Integrative Processing of Perception and Reward in an Auditory Localization Paradigm
|bayesian decision theory; decision-making; motivation; POSITION; Psychology; Psychology, Experimental; STATISTICAL DECISION-THEORY
|HOGREFE & HUBER PUBLISHERS
Under natural conditions, human beings routinely have to choose among multiple alternatives which are associated with specific outcomes of varying desirability. Typically, decisions are based upon the processing of perceptual input, which introduces additional noise to the system. Bayesian decision theory (BDT) allows us to formalize decision under risk and to predict statistically optimal choice behavior. In the present study, human observers performed a classification task characterized by an extensive amount of perceptual uncertainty (auditory localization).
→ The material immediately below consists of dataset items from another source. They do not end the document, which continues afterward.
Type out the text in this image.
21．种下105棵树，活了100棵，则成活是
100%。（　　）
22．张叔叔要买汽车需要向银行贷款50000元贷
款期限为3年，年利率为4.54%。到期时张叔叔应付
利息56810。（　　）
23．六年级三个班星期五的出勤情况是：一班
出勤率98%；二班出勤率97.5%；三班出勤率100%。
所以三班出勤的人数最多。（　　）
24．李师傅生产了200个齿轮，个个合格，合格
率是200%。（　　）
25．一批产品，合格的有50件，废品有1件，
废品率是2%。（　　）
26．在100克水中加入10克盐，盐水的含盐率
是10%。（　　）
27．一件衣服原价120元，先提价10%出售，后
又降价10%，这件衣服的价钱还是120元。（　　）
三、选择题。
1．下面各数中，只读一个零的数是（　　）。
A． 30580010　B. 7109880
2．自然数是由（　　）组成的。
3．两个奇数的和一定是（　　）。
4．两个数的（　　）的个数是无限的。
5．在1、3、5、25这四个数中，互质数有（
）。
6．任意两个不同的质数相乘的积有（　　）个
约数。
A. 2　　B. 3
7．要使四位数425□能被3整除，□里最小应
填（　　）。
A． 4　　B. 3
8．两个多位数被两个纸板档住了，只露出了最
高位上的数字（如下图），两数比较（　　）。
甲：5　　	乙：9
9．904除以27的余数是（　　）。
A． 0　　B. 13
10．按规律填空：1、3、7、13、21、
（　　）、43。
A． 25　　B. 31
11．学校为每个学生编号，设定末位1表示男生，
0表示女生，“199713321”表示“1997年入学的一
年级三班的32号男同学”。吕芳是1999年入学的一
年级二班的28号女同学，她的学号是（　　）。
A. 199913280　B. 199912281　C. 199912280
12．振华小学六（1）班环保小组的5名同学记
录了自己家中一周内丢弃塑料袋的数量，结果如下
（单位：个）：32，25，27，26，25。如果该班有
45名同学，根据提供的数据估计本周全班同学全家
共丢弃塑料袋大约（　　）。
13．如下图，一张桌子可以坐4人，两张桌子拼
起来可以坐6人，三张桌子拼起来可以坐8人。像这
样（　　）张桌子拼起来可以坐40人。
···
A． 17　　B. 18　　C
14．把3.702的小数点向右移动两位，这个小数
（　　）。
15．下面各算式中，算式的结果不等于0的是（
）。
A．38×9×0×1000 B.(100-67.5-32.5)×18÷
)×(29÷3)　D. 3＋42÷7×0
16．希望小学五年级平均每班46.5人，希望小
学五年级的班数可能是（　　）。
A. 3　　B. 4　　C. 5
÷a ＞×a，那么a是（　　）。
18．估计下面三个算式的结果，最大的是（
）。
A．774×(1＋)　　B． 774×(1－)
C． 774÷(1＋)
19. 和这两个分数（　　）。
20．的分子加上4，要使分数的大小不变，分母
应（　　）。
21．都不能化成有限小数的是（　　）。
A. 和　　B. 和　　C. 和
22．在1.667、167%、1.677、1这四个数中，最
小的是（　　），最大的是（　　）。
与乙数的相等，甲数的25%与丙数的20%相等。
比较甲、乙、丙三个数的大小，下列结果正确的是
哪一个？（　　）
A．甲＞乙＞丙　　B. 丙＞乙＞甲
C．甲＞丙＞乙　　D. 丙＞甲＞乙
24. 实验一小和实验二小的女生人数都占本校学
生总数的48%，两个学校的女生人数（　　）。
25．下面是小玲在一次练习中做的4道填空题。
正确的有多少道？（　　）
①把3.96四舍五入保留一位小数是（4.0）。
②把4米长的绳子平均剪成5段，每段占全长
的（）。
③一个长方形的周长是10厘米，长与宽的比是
In addition, a spatial reward function was imposed on the task. We set up a BDT model with no free parameters to serve as a benchmark for statistically optimal choices, and tested it against a purely perceptual model and a hybrid, heuristic model. In addition, we tested these three models with free rather than fixed parameters for the perceptual uncertainty and the peak of the reward function. The log likelihoods of the models given the empirical data were determined by means of Monte Carlo simulations. Bayesian model comparison (BMC) revealed that the BDT model with two free parameters was the most plausible among the tested models. The fitted parameter values for the peak of the reward function were consistently smaller than the actual peak reward communicated to the participants. The results are discussed in the context of an internal underweighting of the reward function.